The same could be said about the urban forest of our city.

After all, it has helped define the nation's greatest urban park system. And it still a big part of the idyllic Midwestern life so many of us love.

That's why it is disheartening to see another scourge of our urban forest in the form of emerald ash borer disease. In a few years, the emerald ash borer will do to the ash trees what oak wilt did to the oaks and what Dutch Elm has done to eradicate 90% of our city's resplendent elms.

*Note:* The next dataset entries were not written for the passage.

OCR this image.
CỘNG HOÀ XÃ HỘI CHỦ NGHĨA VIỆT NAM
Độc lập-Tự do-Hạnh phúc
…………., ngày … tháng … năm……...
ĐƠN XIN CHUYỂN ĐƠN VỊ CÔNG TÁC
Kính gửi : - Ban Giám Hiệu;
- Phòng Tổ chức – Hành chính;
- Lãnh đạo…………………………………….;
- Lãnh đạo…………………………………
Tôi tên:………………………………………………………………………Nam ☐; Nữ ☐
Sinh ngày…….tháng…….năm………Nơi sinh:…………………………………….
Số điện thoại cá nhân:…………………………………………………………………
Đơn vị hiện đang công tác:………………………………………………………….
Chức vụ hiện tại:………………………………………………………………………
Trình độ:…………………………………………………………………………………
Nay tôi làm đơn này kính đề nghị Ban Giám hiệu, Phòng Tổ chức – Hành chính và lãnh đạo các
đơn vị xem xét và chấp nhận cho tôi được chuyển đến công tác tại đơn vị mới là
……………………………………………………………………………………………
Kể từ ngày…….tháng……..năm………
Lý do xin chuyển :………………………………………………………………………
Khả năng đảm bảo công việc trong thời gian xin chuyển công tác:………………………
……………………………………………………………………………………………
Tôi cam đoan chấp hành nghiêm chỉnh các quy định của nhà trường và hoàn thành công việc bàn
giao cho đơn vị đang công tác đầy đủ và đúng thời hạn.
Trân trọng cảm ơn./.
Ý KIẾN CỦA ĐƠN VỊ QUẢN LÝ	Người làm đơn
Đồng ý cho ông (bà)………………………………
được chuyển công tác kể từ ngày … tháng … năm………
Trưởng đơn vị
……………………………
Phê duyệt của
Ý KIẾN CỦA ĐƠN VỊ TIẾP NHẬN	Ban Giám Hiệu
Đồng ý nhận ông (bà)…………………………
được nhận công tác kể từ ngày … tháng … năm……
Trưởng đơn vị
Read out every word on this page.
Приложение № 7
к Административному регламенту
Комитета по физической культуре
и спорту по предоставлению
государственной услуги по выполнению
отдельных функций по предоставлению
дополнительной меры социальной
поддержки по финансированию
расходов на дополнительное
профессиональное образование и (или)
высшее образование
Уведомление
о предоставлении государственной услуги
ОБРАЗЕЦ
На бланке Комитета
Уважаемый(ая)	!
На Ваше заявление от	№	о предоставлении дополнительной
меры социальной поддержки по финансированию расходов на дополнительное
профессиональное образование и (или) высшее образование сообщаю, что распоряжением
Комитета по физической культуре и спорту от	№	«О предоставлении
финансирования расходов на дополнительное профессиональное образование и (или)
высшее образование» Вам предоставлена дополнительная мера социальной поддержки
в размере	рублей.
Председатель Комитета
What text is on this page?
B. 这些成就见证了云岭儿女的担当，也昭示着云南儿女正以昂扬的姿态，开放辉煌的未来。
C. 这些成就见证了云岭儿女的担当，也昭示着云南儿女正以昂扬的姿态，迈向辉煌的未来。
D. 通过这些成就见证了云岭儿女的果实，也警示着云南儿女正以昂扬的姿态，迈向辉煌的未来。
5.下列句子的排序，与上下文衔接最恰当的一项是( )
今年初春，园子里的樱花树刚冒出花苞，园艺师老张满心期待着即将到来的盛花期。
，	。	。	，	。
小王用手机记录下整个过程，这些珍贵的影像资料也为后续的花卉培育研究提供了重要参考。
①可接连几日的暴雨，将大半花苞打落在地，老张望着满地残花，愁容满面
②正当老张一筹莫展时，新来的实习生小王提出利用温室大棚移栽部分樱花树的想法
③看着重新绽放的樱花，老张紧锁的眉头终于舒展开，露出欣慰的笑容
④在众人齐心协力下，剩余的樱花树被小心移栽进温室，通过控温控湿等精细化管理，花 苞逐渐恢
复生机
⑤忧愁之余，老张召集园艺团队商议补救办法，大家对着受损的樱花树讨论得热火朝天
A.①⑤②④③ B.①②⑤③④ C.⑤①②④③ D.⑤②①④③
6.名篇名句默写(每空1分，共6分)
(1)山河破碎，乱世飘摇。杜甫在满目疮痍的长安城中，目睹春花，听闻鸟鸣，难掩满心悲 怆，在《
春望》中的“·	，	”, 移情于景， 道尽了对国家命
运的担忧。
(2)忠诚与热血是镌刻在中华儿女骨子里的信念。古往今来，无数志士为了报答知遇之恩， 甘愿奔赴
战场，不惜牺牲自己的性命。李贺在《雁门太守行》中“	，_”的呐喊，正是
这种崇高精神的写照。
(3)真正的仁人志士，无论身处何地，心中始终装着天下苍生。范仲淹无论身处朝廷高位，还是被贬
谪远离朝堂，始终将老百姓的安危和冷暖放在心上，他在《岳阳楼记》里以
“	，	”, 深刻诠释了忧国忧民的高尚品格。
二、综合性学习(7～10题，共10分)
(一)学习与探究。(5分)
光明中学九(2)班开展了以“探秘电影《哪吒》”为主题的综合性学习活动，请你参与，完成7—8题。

The greatest urban tree, the American Elm, was a reliable aesthetic. It graced our neighborhoods with over a century of majesty and had an aura of invincibility that reflected the vitality of our young city. The elm was a protective canopy towering above our streets and lawns, to cover us, caress us, cool us.

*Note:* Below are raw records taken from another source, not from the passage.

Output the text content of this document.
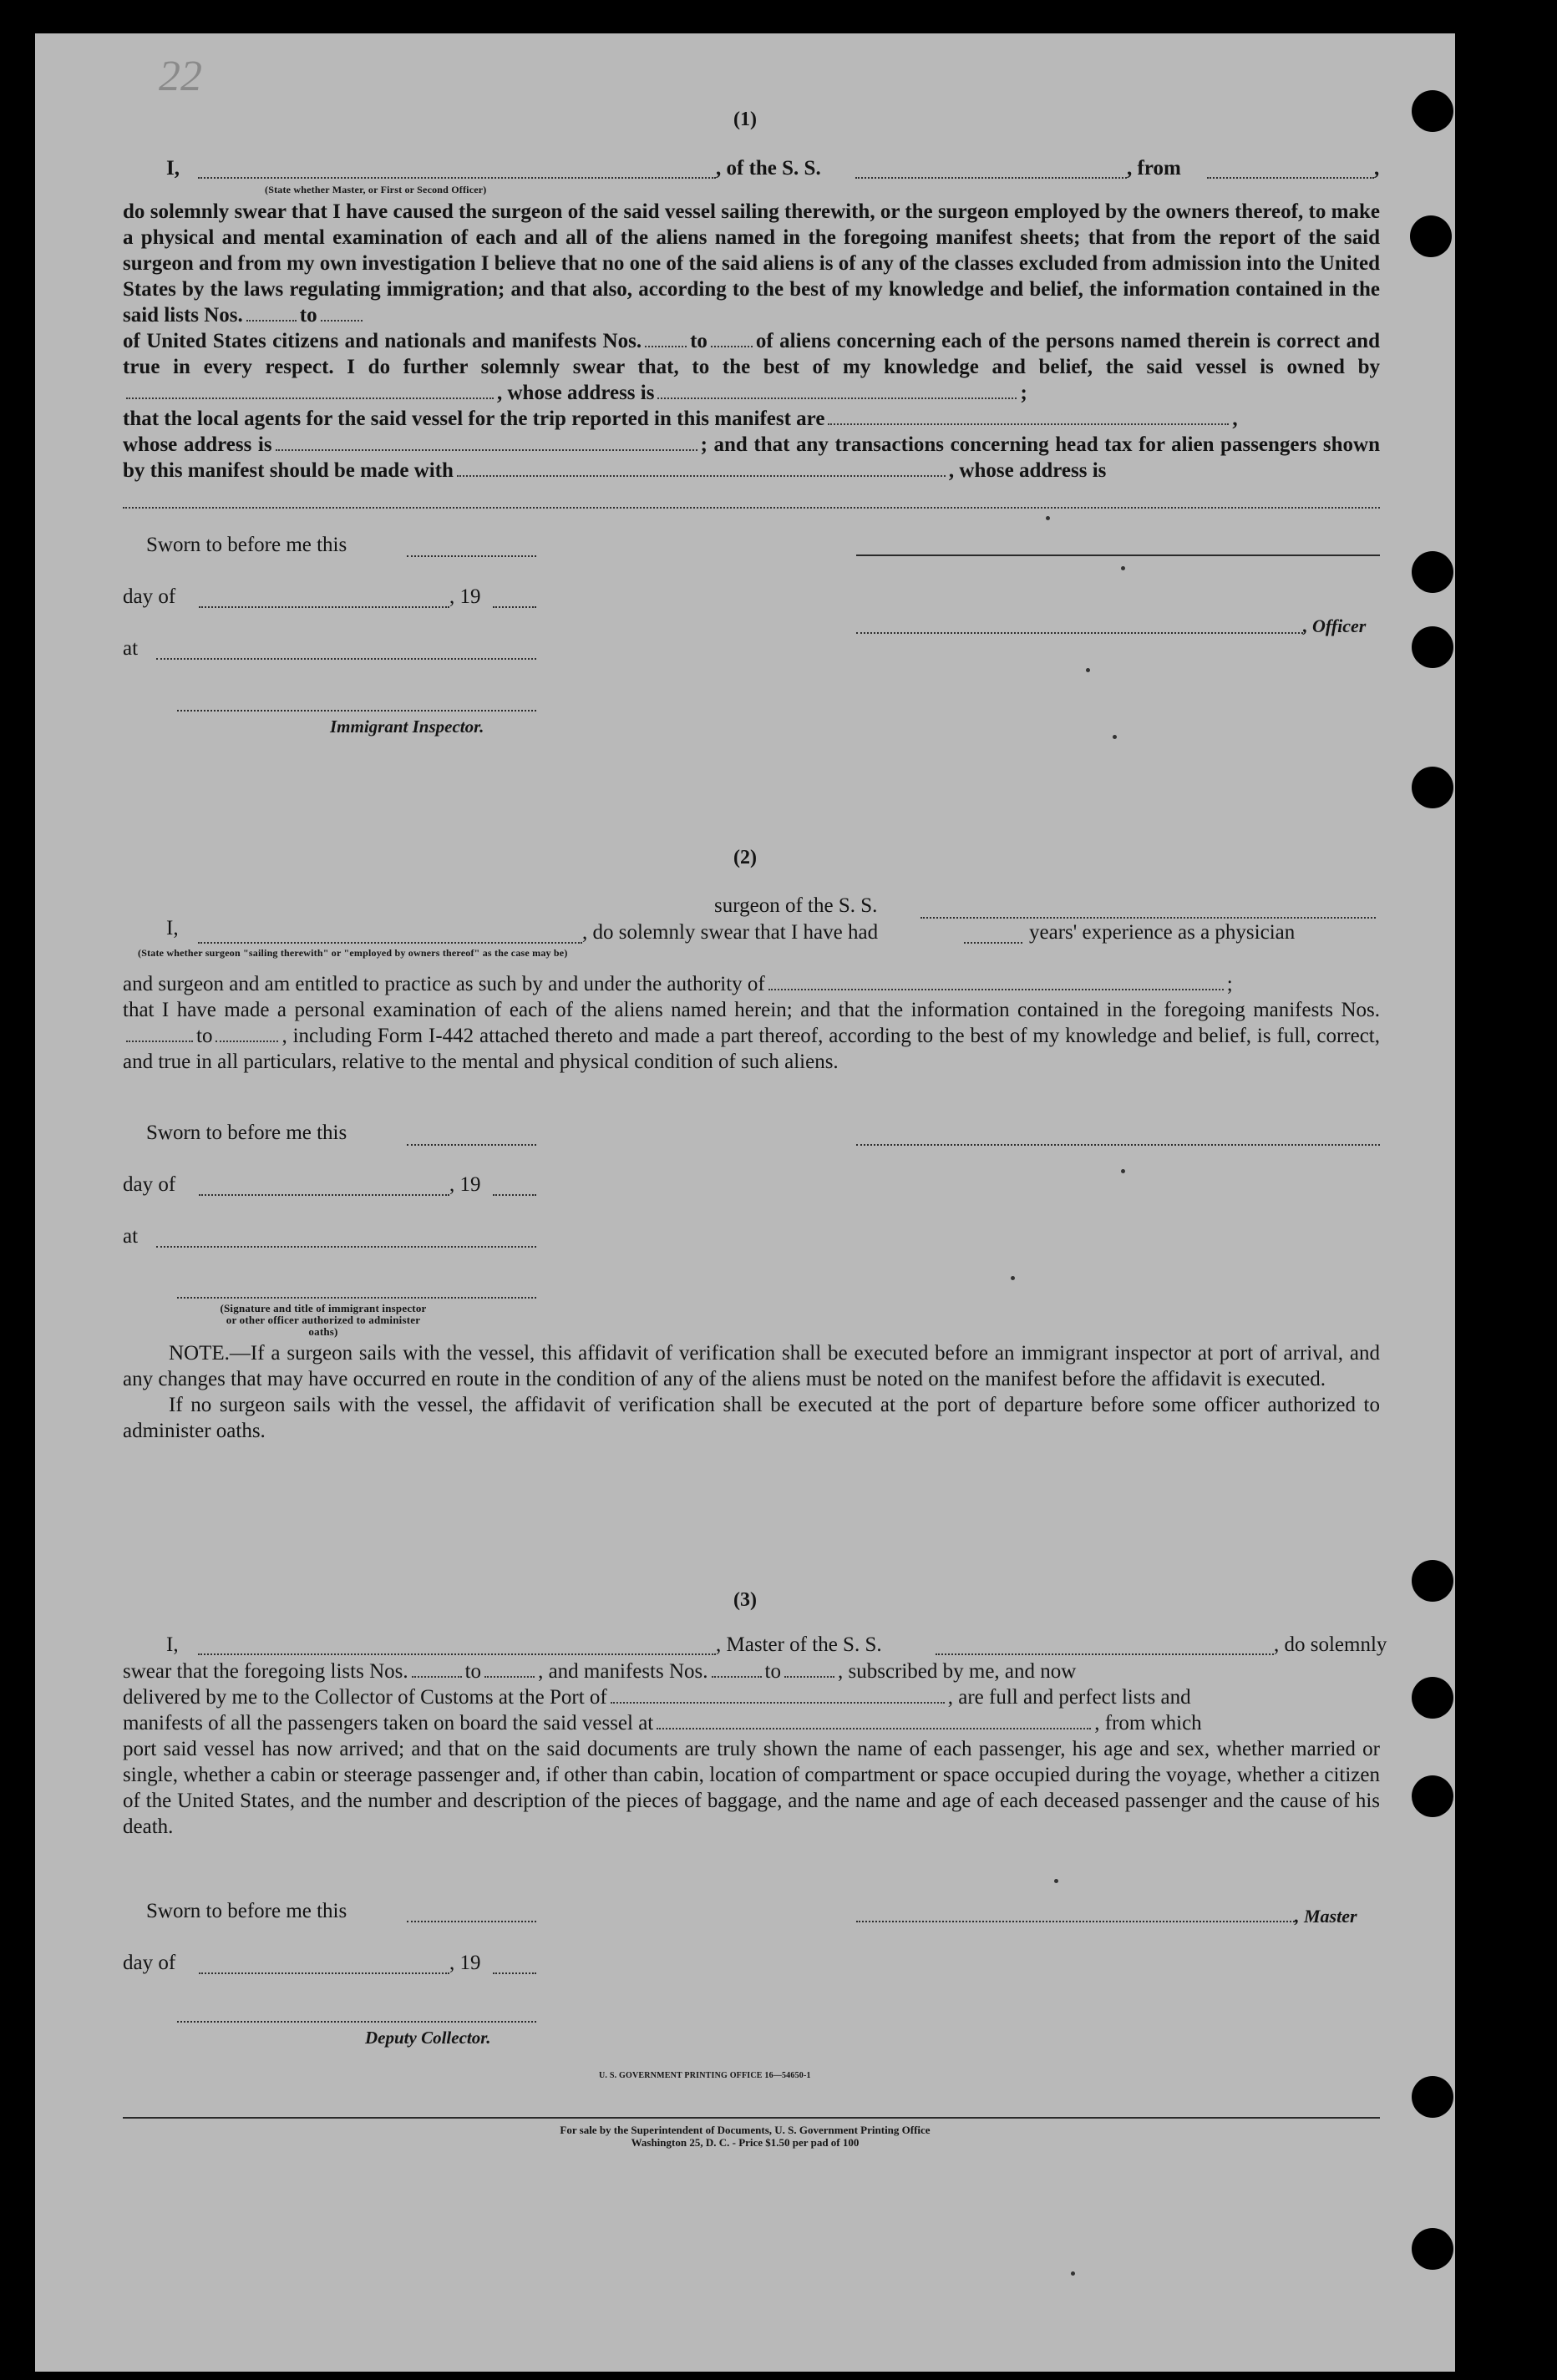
22
(1)
I,	, of the S. S.	, from	,
(State whether Master, or First or Second Officer)

do solemnly swear that I have caused the surgeon of the said vessel sailing therewith, or the surgeon employed by the owners thereof, to make a physical and mental examination of each and all of the aliens named in the foregoing manifest sheets; that from the report of the said surgeon and from my own investigation I believe that no one of the said aliens is of any of the classes excluded from admission into the United States by the laws regulating immigration; and that also, according to the best of my knowledge and belief, the information contained in the said lists Nos.	to

of United States citizens and nationals and manifests Nos. to of aliens concerning each of the persons named therein is correct and true in every respect. I do further solemnly swear that, to the best of my knowledge and belief, the said vessel is owned by, whose address is	;

that the local agents for the said vessel for the trip reported in this manifest are	,

whose address is	; and that any transactions concerning head tax for alien passengers shown by this manifest should be made with	, whose address is

Sworn to before me this
day of	, 19
, Officer
at
Immigrant Inspector.
(2)
surgeon of the S. S.
I,	, do solemnly swear that I have had	years' experience as a physician
(State whether surgeon "sailing therewith" or "employed by owners thereof" as the case may be)

and surgeon and am entitled to practice as such by and under the authority of	;

that I have made a personal examination of each of the aliens named herein; and that the information contained in the foregoing manifests Nos.to	, including Form I-442 attached thereto and made a part thereof, according to the best of my knowledge and belief, is full, correct, and true in all particulars, relative to the mental and physical condition of such aliens.

Sworn to before me this
day of	, 19
at
(Signature and title of immigrant inspector or other officer authorized to administer oaths)

NOTE.—If a surgeon sails with the vessel, this affidavit of verification shall be executed before an immigrant inspector at port of arrival, and any changes that may have occurred en route in the condition of any of the aliens must be noted on the manifest before the affidavit is executed.

If no surgeon sails with the vessel, the affidavit of verification shall be executed at the port of departure before some officer authorized to administer oaths.

(3)
I,	, Master of the S. S.	, do solemnly

swear that the foregoing lists Nos.	to	, and manifests Nos.	to	, subscribed by me, and now

delivered by me to the Collector of Customs at the Port of	, are full and perfect lists and

manifests of all the passengers taken on board the said vessel at	, from which

port said vessel has now arrived; and that on the said documents are truly shown the name of each passenger, his age and sex, whether married or single, whether a cabin or steerage passenger and, if other than cabin, location of compartment or space occupied during the voyage, whether a citizen of the United States, and the number and description of the pieces of baggage, and the name and age of each deceased passenger and the cause of his death.

Sworn to before me this	, Master
day of	, 19
Deputy Collector.
U. S. GOVERNMENT PRINTING OFFICE 16—54650-1
For sale by the Superintendent of Documents, U. S. Government Printing Office
Washington 25, D. C. - Price $1.50 per pad of 100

It was great while it lasted.

Millions of Midwesterners were alarmed to learn in the 70's that the European elm bark beetle had migrated here in furniture shipments and, moving West, killed the boulevard fixture with dispassionate efficiency.

St. Paul was hit by the epidemic first, and lost nearly all of its elms in a few years, diminishing the character of historic neighborhoods, avenues and parks. Grand, forested land was denuded and redressed with whips, saplings and seedlings that lacked the character, symmetry and order of the elms.

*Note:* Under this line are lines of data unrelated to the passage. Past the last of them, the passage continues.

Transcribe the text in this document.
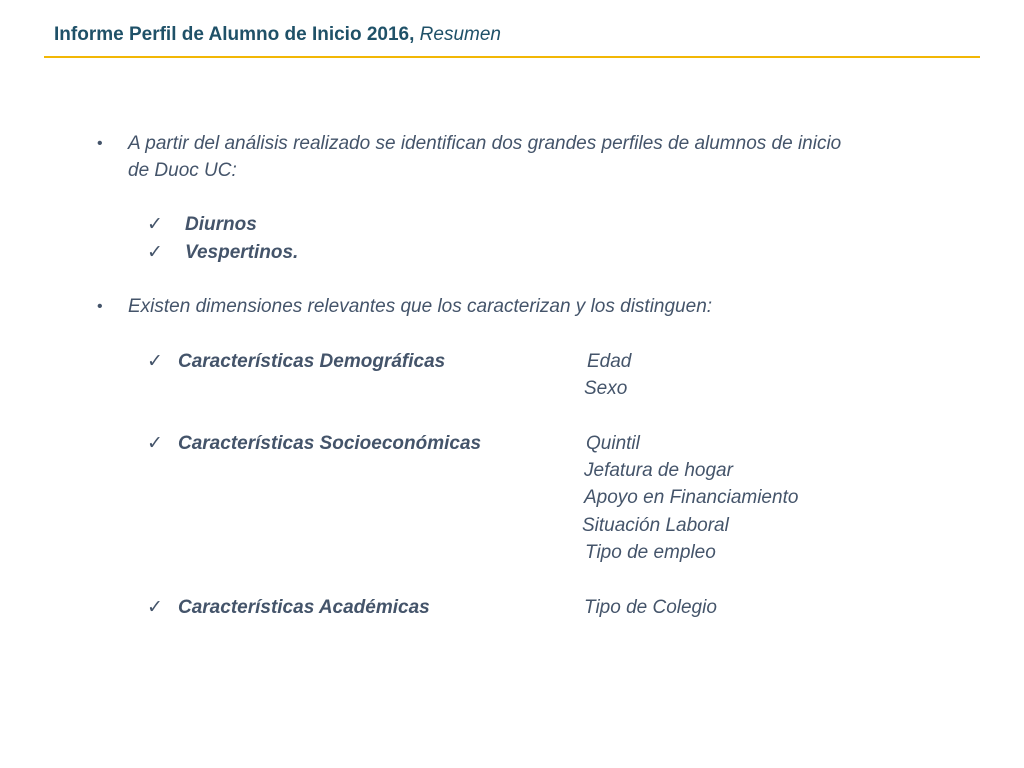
Informe Perfil de Alumno de Inicio 2016, Resumen
• A partir del análisis realizado se identifican dos grandes perfiles de alumnos de inicio
de Duoc UC:
✓ Diurnos
✓ Vespertinos.
• Existen dimensiones relevantes que los caracterizan y los distinguen:
✓ Características Demográficas	Edad
Sexo
✓ Características Socioeconómicas	Quintil
Jefatura de hogar
Apoyo en Financiamiento
Situación Laboral
Tipo de empleo
✓ Características Académicas	Tipo de Colegio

Minneapolis was spared the same fate thanks to the several years it took for the beetle to traverse the Mississippi. Efficient city and park crews managed the epidemic with effective sanitation and replaced the elms with new varieties.

But it was never the same. We won't experience again the magnificent, imposing stature brought by the noble elm.

The Twin Cities are struggling to keep up with the loss of our urban forests. Most years we lose more trees than we plant.

Urban development, city maintenence practices that are weakening root systems and radical weather and disease are making it hard to keep pace in replacing these priceless assets at the same rate we are losing them. Aggressive strategies need to be employed.

This past weekend the Park Board announced it is beginning to mark with a green "X" and remove thousands of ash trees as a way to slow the infestation. That means healthy trees will be marked and removed this year along with diseased ones.

In a few short years, the ash population will be substantially gone and new plantings will have begun laying down roots, and hopefully, we can claim victory for a forest saved.

Perhaps there is harmony in this rhythm of the Universe, a happening so organic there is no need to mourn the passing of one stalwart symbol of wooded grandeur to a new generation. After all, each new planting is unique and beautiful in its own time.

And maybe this loss is as it should be, when even our grandest, most durable trees are defined by their own impermanence.

With the loss of these populations of trees we are promised new beginnings to watch the next generation take root, and grow into new expressions of a community, healthy and vibrant.

May our city leaders take swift action to plant more trees than we remove and deliver us a larger, healthier urban forest, so that we can drink in our zest for city living without losing the fruits of nature.